I'm experienced in a variety of machine learning applications (including supervised and unsupervised) for galaxy morphological classifications and strong lensing detection. Meanwhile, I am also interested in and building up the abilities of ML applications to other astronomical studies such as data-driven simulations/emulations in imaging and spectroscopic data, lensed-quasar detection, etc. Astronomically, my research interests include galaxy evolution and formation, dark matter distribution in galaxies, correlation between SMBH and host galaxy, strong lensing and weak lensing.
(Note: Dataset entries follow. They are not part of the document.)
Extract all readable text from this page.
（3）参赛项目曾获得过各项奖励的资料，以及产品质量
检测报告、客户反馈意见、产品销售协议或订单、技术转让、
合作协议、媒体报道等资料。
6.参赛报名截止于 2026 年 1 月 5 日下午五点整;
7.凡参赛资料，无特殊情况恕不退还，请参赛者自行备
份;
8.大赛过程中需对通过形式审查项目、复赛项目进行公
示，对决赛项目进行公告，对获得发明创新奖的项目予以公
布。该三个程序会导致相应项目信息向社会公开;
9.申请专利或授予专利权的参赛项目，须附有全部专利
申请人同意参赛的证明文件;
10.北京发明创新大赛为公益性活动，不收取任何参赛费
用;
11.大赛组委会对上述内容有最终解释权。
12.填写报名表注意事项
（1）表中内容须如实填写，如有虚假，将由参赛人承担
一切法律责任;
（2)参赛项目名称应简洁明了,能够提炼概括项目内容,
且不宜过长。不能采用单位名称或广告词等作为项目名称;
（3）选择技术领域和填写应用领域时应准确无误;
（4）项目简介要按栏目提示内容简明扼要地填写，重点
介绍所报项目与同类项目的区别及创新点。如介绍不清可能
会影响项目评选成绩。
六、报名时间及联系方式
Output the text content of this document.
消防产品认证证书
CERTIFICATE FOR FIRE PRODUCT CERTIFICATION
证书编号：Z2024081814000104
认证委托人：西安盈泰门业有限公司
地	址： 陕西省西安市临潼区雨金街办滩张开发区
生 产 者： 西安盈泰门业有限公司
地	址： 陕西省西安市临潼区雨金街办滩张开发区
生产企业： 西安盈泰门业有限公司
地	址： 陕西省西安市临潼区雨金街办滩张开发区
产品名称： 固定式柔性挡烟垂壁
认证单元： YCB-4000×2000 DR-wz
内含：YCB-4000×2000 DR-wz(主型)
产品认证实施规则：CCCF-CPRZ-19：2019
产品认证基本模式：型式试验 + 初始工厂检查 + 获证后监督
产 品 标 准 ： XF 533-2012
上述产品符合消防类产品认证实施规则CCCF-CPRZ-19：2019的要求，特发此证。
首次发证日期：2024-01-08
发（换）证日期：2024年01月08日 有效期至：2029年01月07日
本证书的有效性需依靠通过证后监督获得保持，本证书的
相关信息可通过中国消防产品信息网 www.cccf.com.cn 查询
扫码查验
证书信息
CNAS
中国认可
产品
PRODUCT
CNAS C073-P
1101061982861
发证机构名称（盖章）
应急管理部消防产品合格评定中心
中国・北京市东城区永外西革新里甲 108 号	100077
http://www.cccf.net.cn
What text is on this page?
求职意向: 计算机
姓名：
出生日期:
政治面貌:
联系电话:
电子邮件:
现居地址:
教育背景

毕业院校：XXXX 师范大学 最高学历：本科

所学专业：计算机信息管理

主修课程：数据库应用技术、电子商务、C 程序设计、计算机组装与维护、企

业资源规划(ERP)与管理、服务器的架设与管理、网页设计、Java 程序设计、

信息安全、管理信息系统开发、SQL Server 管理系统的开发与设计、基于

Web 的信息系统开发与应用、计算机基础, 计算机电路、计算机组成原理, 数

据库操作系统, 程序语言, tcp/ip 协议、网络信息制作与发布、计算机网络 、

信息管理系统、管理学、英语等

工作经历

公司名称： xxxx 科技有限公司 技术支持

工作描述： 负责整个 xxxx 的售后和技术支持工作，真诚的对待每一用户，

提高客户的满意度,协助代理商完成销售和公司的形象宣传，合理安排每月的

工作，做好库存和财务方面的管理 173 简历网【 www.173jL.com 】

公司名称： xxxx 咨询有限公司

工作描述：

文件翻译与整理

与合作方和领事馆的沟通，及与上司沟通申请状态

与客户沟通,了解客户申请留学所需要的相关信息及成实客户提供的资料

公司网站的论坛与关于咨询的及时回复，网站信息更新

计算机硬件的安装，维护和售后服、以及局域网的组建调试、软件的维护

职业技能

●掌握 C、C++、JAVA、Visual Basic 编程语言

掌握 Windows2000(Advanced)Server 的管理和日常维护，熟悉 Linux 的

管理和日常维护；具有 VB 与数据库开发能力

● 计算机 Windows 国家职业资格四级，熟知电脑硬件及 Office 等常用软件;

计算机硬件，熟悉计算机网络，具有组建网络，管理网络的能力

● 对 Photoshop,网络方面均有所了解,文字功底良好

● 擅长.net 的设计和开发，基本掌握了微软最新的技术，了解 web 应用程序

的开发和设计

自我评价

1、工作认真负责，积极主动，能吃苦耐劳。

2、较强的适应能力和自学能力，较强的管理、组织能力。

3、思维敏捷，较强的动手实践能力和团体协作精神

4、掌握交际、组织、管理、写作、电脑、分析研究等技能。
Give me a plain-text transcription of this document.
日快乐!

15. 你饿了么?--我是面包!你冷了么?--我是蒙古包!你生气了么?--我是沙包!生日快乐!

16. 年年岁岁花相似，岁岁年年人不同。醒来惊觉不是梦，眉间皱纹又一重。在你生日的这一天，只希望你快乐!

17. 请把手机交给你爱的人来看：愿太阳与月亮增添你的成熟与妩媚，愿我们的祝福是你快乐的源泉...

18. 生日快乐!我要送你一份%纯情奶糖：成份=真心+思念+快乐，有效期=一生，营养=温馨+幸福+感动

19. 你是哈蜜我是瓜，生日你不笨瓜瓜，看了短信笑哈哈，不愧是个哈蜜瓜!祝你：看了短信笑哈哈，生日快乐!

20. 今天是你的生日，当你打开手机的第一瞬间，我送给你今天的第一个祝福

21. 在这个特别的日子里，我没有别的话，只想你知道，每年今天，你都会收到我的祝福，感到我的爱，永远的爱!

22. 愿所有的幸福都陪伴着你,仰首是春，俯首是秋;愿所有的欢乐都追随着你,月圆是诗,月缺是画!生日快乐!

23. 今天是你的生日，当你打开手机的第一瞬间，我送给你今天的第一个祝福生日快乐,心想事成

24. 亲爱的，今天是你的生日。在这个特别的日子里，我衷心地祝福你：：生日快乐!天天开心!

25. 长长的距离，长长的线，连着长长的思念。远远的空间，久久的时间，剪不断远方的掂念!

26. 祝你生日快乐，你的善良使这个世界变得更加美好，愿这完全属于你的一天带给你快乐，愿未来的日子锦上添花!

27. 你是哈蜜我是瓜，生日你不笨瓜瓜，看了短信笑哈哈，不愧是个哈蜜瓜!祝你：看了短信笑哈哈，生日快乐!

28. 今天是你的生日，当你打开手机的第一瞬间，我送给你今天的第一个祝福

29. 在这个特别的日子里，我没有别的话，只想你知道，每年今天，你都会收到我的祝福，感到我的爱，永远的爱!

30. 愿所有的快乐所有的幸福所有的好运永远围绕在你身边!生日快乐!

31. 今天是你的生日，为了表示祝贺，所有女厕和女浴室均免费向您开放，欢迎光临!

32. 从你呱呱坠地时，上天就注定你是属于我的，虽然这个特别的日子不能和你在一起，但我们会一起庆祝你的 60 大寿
I am currently working on several projects including:
physical properties extraction from spectroscopic data using ML
spectroscopic redshift estimation using ML
ML galaxy image emulation
machine-defined galaxy morphological classification systems
During my PhD study, I complete a comparison between several common supervised machine learning methods (e.g. k-nearest neighbour, support vector machine, random forest, neural networks, convolutional neural networks, etc) using DES imaging data as input on the morphological classification of galaxies (Cheng et al. 2020a). As the extension of my first project, I am building a galaxy morphology classification catalogue for DES Y3 data (Cheng et al. in Prep.). Meanwhile, I proposed an unsupervised machine learning technique on the detection of galaxy-galaxy strong gravitational lensing (Cheng et al. 2020b). This technique is then improved and used to explore the galaxy morphology using imaging data from the Sloan Digital Sky Survey (SDSS) (Cheng et al. 2020).
At National Tsing Hua University, I worked with Ing-Grey Jiang on the dark matter distribution of early-type galaxies (ETGs) (MSc Thesis). In our study, we assumed a functional total mass-to-light ratio and the numerical solution of a three dimensional Sersic profile in the Jeans equation, and concluded a discovery of 8 ETGs with an insignificant dark matter halo using data from Hubble Space Telescope at 555nm.